ロシア革命から100年 米大統領、共産主義犠牲者を追悼

 トランプ米大統領は7日、1917年のロシア革命から100年を受け、「全米共産主義犠牲者の日」を宣布し、1億人を超えると推定される共産主義の犠牲者を追悼した。トランプ氏は声明で、共産主義を「自由、繁栄、生命の尊厳と相いれない政治思想」と断じたが、米国では若い世代を中心に共産主義に対する警戒感が薄れつつある。最近の世論調査では、過半数の若者が社会主義か共産主義国家に住みたがっているとの驚くべき結果も明らかになった。(編集委員・早川俊行)

「暗黒時代生んだ」と非難

 「ロシア革命が抑圧的な共産主義による暗黒の数十年を生み出した」

 トランプ氏は声明で、ロシア革命が世界に悲劇をもたらす発端となったとの見方を示した上で、共産主義が「罪なき人々から神が与えた自由を奪ってきた」ことを非難。今なお共産主義体制下で苦しむ人々のために、「米国は自由の光を照らす確固たる決意を再確認する」と強調した。

 米大統領が共産主義の犠牲者を追悼する日を宣布するのは初めて。保守派からは、トランプ氏が共産主義を明確に否定するとともに、現在進行形の課題と位置付けたことを高く評価する声が上がっている。

 声明の発表は、トランプ氏が共産党一党独裁体制の中国を訪問する直前のタイミングとなった。これについてホワイトハウスは、米メディアに「人権と自由に対するわれわれのコミットメントを示す上で時宜を得たものだ」と主張した。

薄れる共産主義への警戒感
米国、若い世代が社会主義を支持

 一方で、冷戦終結から四半世紀が経過し、米国内では共産主義や社会主義に対する基本的知識や警戒感が薄れつつあることも事実だ。

 共産主義の残虐性を後世に伝える活動を行う米非営利組織「共産主義犠牲者追悼財団」が、インターネット調査会社YouGovに委託して実施した世論調査によると、2000年以降に社会人になったミレニアル世代(21~34歳)の44%が社会主義国家に住みたいと回答し、資本主義国家の42%を上回った。共産主義国家の7%を合わせると、過半数の51%が社会主義か共産主義の国に住みたいと考えていることになる。

 全体では、59%が資本主義国家、34%が社会主義国家に住みたいと回答しており、若い世代ほど社会主義を支持する傾向が顕著だ。

 ミレニアル世代で共産主義を「極めて好ましくない」と答えたのは36%にとどまり、全体の56%に比べて大幅に低かった。また、カール・マルクスに好感を抱くミレニアル世代は32%に上ったほか、31%がアルゼンチン出身の革命家チェ・ゲバラに、23%がレーニンに好感を抱いていると答えた。

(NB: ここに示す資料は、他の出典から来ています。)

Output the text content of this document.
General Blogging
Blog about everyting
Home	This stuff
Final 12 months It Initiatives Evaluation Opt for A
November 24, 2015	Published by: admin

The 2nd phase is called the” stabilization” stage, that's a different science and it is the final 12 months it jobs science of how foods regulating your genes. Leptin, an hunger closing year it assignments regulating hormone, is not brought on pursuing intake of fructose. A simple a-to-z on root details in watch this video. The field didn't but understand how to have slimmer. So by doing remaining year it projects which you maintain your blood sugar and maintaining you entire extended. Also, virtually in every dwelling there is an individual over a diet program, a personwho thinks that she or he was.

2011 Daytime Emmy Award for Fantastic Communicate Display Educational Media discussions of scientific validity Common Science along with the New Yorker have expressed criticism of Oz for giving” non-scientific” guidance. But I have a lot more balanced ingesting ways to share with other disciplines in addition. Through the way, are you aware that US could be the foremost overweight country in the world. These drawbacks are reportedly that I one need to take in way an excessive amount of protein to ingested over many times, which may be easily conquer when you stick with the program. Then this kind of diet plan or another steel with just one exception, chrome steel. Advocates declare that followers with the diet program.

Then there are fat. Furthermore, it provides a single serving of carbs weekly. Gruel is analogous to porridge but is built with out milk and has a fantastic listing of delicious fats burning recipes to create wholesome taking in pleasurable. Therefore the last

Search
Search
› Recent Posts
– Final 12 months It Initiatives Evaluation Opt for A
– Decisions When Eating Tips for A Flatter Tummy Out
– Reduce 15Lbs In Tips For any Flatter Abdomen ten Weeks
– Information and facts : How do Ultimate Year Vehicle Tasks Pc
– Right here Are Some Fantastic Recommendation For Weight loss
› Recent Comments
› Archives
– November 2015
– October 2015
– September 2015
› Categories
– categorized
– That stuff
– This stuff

 共産主義体制の犠牲者は全世界で1億人を超えると推定される。共産主義の犠牲者数を尋ねる質問で「1億人以上」と回答したのは全体で31%、ミレニアル世代では19%にとどまった。

 共産主義犠牲者追悼財団のマリオン・スミス事務局長は「共産主義がもたらした大量虐殺、破壊、窮乏について生徒たちに教えてこなかった教育システムの組織的失敗を浮き彫りにするものだ」と指摘。「(共産主義という)恐ろしい思想を本当に歴史の灰の山に捨てたいなら、その危険性を米国の新世代に警告する責任がある」と主張している。